I don't like adults in character costumes. I get freaked out at Disney World. I was not a happy camper that time in Hershey Park when the large Hershey Bar came over to say hi. It's just freaky--adults in cartoon heads not talking but hugging and high fiving.  It just ain't right.

So here I was among not only adults in costume but also among adults whose job it was to jump out and scare the shit out of me. I decided the best choice for me was to stare at the ground a lot, loudly say how stupid everything was, and make Eddie go ahead of me every time we went into something new.

The scariest parts were the parts when nothing happened. We were expecting things to happen at every turn, so the anticipation killed me most.

There was a room with all the hanging white sheets. Inside people lurked dressed in all white, blending in.  So they could jump out and hiss and scream. Yeah, that happened. The hissing was sometimes worse than the screaming.

Also happening--a woman following me, whispering right in my ear that she'd smelled me coming. Not fun.

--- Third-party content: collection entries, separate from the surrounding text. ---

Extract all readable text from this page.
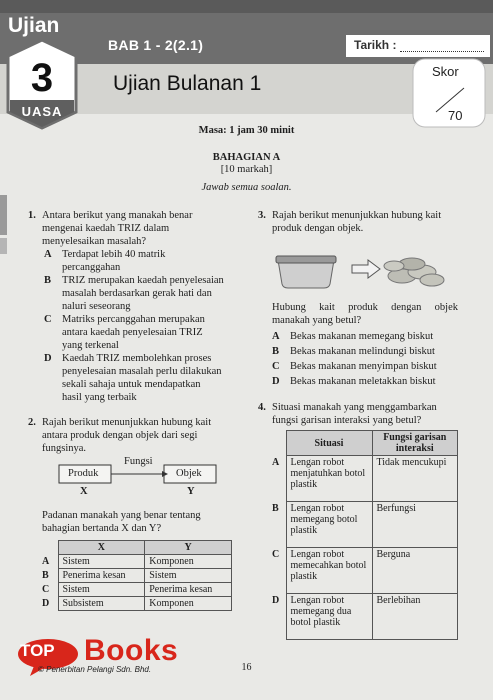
Ujian
BAB 1 - 2(2.1)	Tarikh :
Ujian Bulanan 1
3
UASA
Skor
70
Masa: 1 jam 30 minit
BAHAGIAN A
[10 markah]
Jawab semua soalan.
1. Antara berikut yang manakah benar
mengenai kaedah TRIZ dalam
menyelesaikan masalah?
A Terdapat lebih 40 matrik
percanggahan
B TRIZ merupakan kaedah penyelesaian
masalah berdasarkan gerak hati dan
naluri seseorang
C Matriks percanggahan merupakan
antara kaedah penyelesaian TRIZ
yang terkenal
D Kaedah TRIZ membolehkan proses
penyelesaian masalah perlu dilakukan
sekali sahaja untuk mendapatkan
hasil yang terbaik
2. Rajah berikut menunjukkan hubung kait
antara produk dengan objek dari segi
fungsinya.
Fungsi
Produk	Objek
X	Y
Padanan manakah yang benar tentang
bahagian bertanda X dan Y?
	X	Y
A	Sistem	Komponen
B	Penerima kesan	Sistem
C	Sistem	Penerima kesan
D	Subsistem	Komponen
3. Rajah berikut menunjukkan hubung kait
produk dengan objek.
Hubung kait produk dengan objek
manakah yang betul?
A Bekas makanan memegang biskut
B Bekas makanan melindungi biskut
C Bekas makanan menyimpan biskut
D Bekas makanan meletakkan biskut
4. Situasi manakah yang menggambarkan
fungsi garisan interaksi yang betul?
	Situasi	Fungsi garisan interaksi
A	Lengan robot menjatuhkan botol plastik	Tidak mencukupi
B	Lengan robot memegang botol plastik	Berfungsi
C	Lengan robot memecahkan botol plastik	Berguna
D	Lengan robot memegang dua botol plastik	Berlebihan
TOP Books
© Penerbitan Pelangi Sdn. Bhd.	16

In another room, there were strobe lights and a back up of people in front of us so we got stuck in the strobes with the creepy black and white creepy crawly people getting all up in our faces. This was the main point when I was shouting, This is just so stupid!!! The creepy crawly people stayed in my face, not realizing that my shouting meant, Go away.

AF had it worse than I did because she was a bit more obvious in her not liking anything that was happening, so every single creepy person followed her every single time.  And SMM kept laughing. So did Eddie. Laughing laughing laughing. Because being terrified is fun. Apparently.

And then there was the tent that we had to enter single file. The floor moved. The sides of the tent were huge inflatable thingies.  We were smushed in from both sides. It was pitch black. Then we came out the other side. I don't know who would even think of that.  Stupid stupid stupid.  And very terrifying.

We made it through a bunch more twists like a mini corn maze and Ichabod's School House complete with a soundtrack of children crying--very horrifying. Then we found the Headless Horseman! Again!
We're lucky we found him because the idiot people in front of us were taking pictures with the flash on after being told repeatedly, Do not use your flash. The horse kept getting all freaked out and it walked away into a corner after being really annoyed at the flashes. Seriously, the general public makes me fear for the future.

I survived! Unscathed! It was all quite literary, really, so I'm going to count this trip as professional development.